Bluetooth用の高音質コーデックの代表格といえばQualcommのaptXです。これまでは48kHz/24-bit対応が最高でしたが、Snapdragon 865から96kHz/24-bitに対応するそうです。これで多くのハイレゾ音源がカバーできそうです。
4種類存在するaptX
aptX自体は割と昔からある高音質コーデックで、Qualcommが買収する前のCSRの時代からありました。
色々な要望に応えた結果、現在では4種類のaptXが併存しています:
- aptX: 最初のaptX。Bluetooth標準のSBCやアップル製品が採用しているAACに比べて高音質で低遅延といわれている。
- aptX HD: ハイレゾ品質対応のaptX。48kHz/24-bit相当の品質に対応。
- aptX LL: 低遅延(LL: Low Latency)に特化したaptX。aptXが70~80ミリ秒の遅延なのに対して約半分の40ミリ秒の遅延。
- aptX Adaptive: これ以外のaptXの転送レートが固定なのに対して、転送レートが可変であるaptX。通信状態の品質によって変えることにより切れない音楽伝送を実現する。
aptX AdaptiveにSnapdragon 865で96kHz/24-bitのハイレゾ対応を行う
今回発表されたのはSnapdragon 865を使用したスマホでaptX Adaptive使用時に96kHz/24-bit相当のハイレゾ音楽再生を可能にするというものです。
これまでのaptX Adaptiveでは転送ビットレートは280kbpsから420kbpsの間で可変でした。280kbpsはCD相当、420kbpsは48kHz/24-bit相当だそうです。

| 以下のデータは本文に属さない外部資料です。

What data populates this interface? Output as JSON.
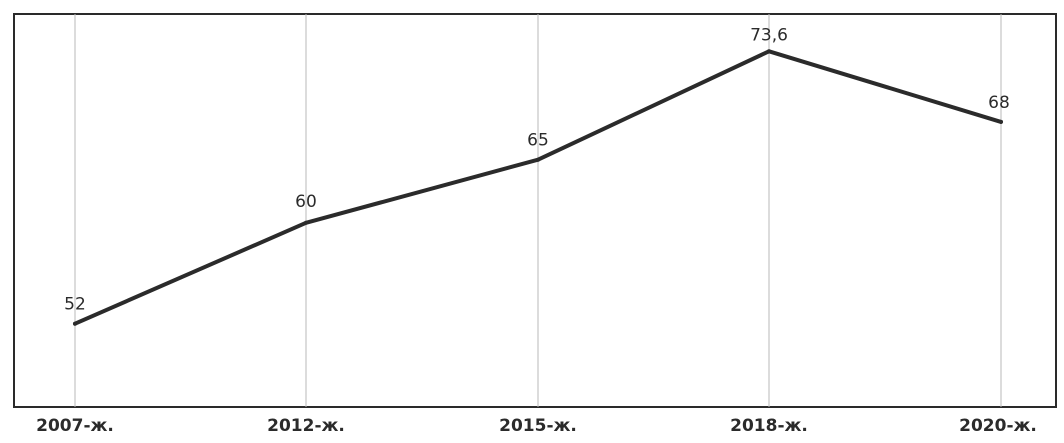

これにより上述の通りスマホとイヤホンやヘッドホンの間の通信状態が良好な場合は良い品質で音楽を再生し、良好でないときは音楽が途切れないことを優先してビットレートを下げていました。
Snapdragon 865ではこのビットレートの上限を640kbpsに引き上げるそうです。これは96kHz/24-bit相当のハイレゾ音源再生に相当するそうです。
日本オーディオ協会の定義では96kHz/24-bitの再生ができて初めてハイレゾ対応だそうなので、これでaptX Adaptiveもハイレゾ対応といえます(定義にはいろいろありますが。。。)。
他社のハイレゾ対応Bluetoothコーデックにスペックで追いつく
ハイレゾ対応のBluetoothコーデックは他にソニーのLDACとHuaweiのHWAがあります。それらはどちらも96kHz/24-bit相当であったため、aptX Adaptiveもようやくこれでそれらにスペック上追いつくことになります。
また、LDACとHWAはビットレートが可変ではあるもののユーザーによる手動選択です。aptX Adaptiveは自動的に変化させるため、その意味ではLDACとHWAよりもモバイル機器としては使いやすいコーデックとも言えます。
ちなみに、最高ビットレートはLDACとHWAは900kbpsです。ビットレートですべてが決まるわけではないですが、最高ビットレートの点ではaptX Adaptiveはまだ劣ってはいます。
aptX Adaptive対応イヤホンはすでに発売されている
Qualcommとしては今後はスマホメーカーやイヤホンメーカーにaptX Adaptiveの採用を促していき、ゆくゆくは統一していきたいようです。
すでにaptX Adaptive対応のイヤホンも発売されています。たとえば、Bowers & Wilkins (B&W)のPX7がそれです:
また、スマホはSnapdragon 855およびSnapdragon 865では対応しており、たとえばシャープのAQUOS R3で対応しています。
まだまだイヤホン/ヘッドホンもスマホもハイエンドの機器しか対応していませんが、今後は広がりを見せていくことでしょう。
Bluetoothは音が悪いという時代は終わりを迎えるか
いまだにBluetoothといえば音が悪いといわれるのは初期のBluetooth機器のせいかと思います。
今では街を歩いていても完全ワイヤレスイヤホンを使っている人が多くいて、Bluetoothイヤホン自体は市民権を得ている感があります。
さらにこのaptX Adaptiveのような規格が普及すれば音質差についてとやかく言う人は減り、スマホにイヤホンジャックがないのが当たり前になっていきそうです。